Sem Barreiras: Professor Tadeu, esta é uma matéria para o mês dos namorados e se refere, especificamente ao namoro de autistas com pessoas ‘normais’. A pauta foi construída a partir da personagem Linda, da novela Amor à Vida, da Rede Globo. Você acompanhou essa novela?
Tadeu Feitosa: Sim, acompanhei.

Sem Barreiras: Gostaria de saber sua opinião sobre uma novela, produto cultural teoricamente sem obrigação com a realidade, retratar um assunto tão delicado como o autismo. Como se dá essa relação entre a licença poética da novela e a responsabilidade social que o tema exige?
Tadeu Feitosa: Eu não sei se sou a pessoa mais indicada para falar de autismo. Mas, pegando o mote da sua pergunta, compreendo que uma telenovela confunda muitas vezes a venda da novela como um produto que é o que ela é, com aspectos do que você chama de responsabilidade social. Assim, a romantização e a ficcionalização de alguns temas podem soar um equívoco quanto à realidade. Na novela, a preocupação da mãe da personagem autista com o seu romance com um rapaz que não tem as mesmas limitações dela foi, ao meu ver, mostrada de modo equivocado. A novela realçou o preconceito da mãe e suas fraquezas morais, quando, na verdade ela estava fazendo o que qualquer mãe ou pai de autista faria. Eles são pessoas especiais, ultra sensíveis, muitas vezes fechadas em seus mundos e cujos sentimentos amorosos ou sexuais pouco se conhece. Do outro lado, há a banalização dos afetos e das sexualidades pelo mundo. É normal para pais em situações como esta estranharem que uma pessoa se apaixone por alguém com essas características.

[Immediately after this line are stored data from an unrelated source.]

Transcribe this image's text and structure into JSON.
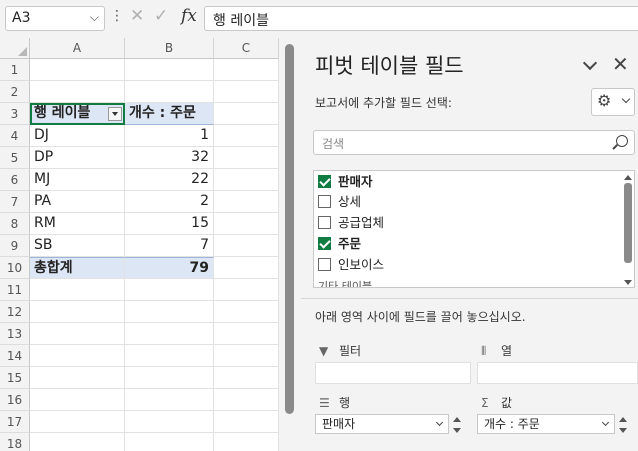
{
  "formula_bar": {
    "name_box": "A3",
    "formula": "행 레이블"
  },
  "columns": [
    "A",
    "B",
    "C"
  ],
  "rows": [
    "1",
    "2",
    "3",
    "4",
    "5",
    "6",
    "7",
    "8",
    "9",
    "10",
    "11",
    "12",
    "13",
    "14",
    "15",
    "16",
    "17",
    "18"
  ],
  "pivot": {
    "header_label": "행 레이블",
    "header_value": "개수 : 주문",
    "items": [
      {
        "label": "DJ",
        "value": "1"
      },
      {
        "label": "DP",
        "value": "32"
      },
      {
        "label": "MJ",
        "value": "22"
      },
      {
        "label": "PA",
        "value": "2"
      },
      {
        "label": "RM",
        "value": "15"
      },
      {
        "label": "SB",
        "value": "7"
      }
    ],
    "total_label": "총합계",
    "total_value": "79"
  },
  "pane": {
    "title": "피벗 테이블 필드",
    "subtitle": "보고서에 추가할 필드 선택:",
    "search_placeholder": "검색",
    "fields": [
      {
        "label": "판매자",
        "checked": true
      },
      {
        "label": "상세",
        "checked": false
      },
      {
        "label": "공급업체",
        "checked": false
      },
      {
        "label": "주문",
        "checked": true
      },
      {
        "label": "인보이스",
        "checked": false
      },
      {
        "label": "기타 테이블...",
        "checked": false
      }
    ],
    "instruction": "아래 영역 사이에 필드를 끌어 놓으십시오.",
    "areas": {
      "filters": "필터",
      "columns": "열",
      "rows": "행",
      "values": "값",
      "rows_item": "판매자",
      "values_item": "개수 : 주문"
    }
  }
}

Sem Barreiras: Você acredita que a novela é o campo correto de se fazer essa abordagem? A novela deveria ter o papel educador ou você acha que essa não é obrigação dela?
Tadeu Feitosa: A novela romantizou o caso, dando à moça uma ternura que poderia ser aviltada pelo outro, que também estava tateando compreender a moça amada. Os comportamentos, os valores, os sentimentos e as sensações sexuais devem ser diferentes, ter tempos e condicionantes diferentes. Como um autista reagiria a uma relação sexual, por exemplo, é um enigma para o rapaz, que tem percepção diferente dela. Aliás, ele conhece uma realidade que ela não conhece. Daí a preocupação da mãe. A opção do autor da novela foi em não explorar isso, o que afasta o tema da realidade. No entanto, eu acredito que o amor seja capaz de resolver todas as situações, de adequar os apaixonados a elas. Eu tenho na família parentes especiais que jamais viveram emoções ligadas à paixão ou ao amor. Mas, vejo nas relações dos pais deles uma preocupação com o sexo, por exemplo. Agora, não cabe às telenovelas aprofundar cientificamente essas questões. É esse o motivo das polêmicas, porque ele idealiza situações, banaliza outras, além de deixar muitas coisas sem resposta. Por serem especiais, autistas vêm seus corpos modificados pela idade sem que seu lado psicológico acompanhe. A personagem, repito, foi romantizada, estetizada e suas ações e gestos muitas vezes foram cacoetes que ora me pareciam negativos, ora eram mostrados de forma positiva. A sua fala, os beijos que dava, os olhares sensuais são coisas do nosso mundo e não do mundo deles, mesmo sabendo que há muitas diferenças entre os graus de autismo. As cenas foram doces, bonitas, mas não passavam disso.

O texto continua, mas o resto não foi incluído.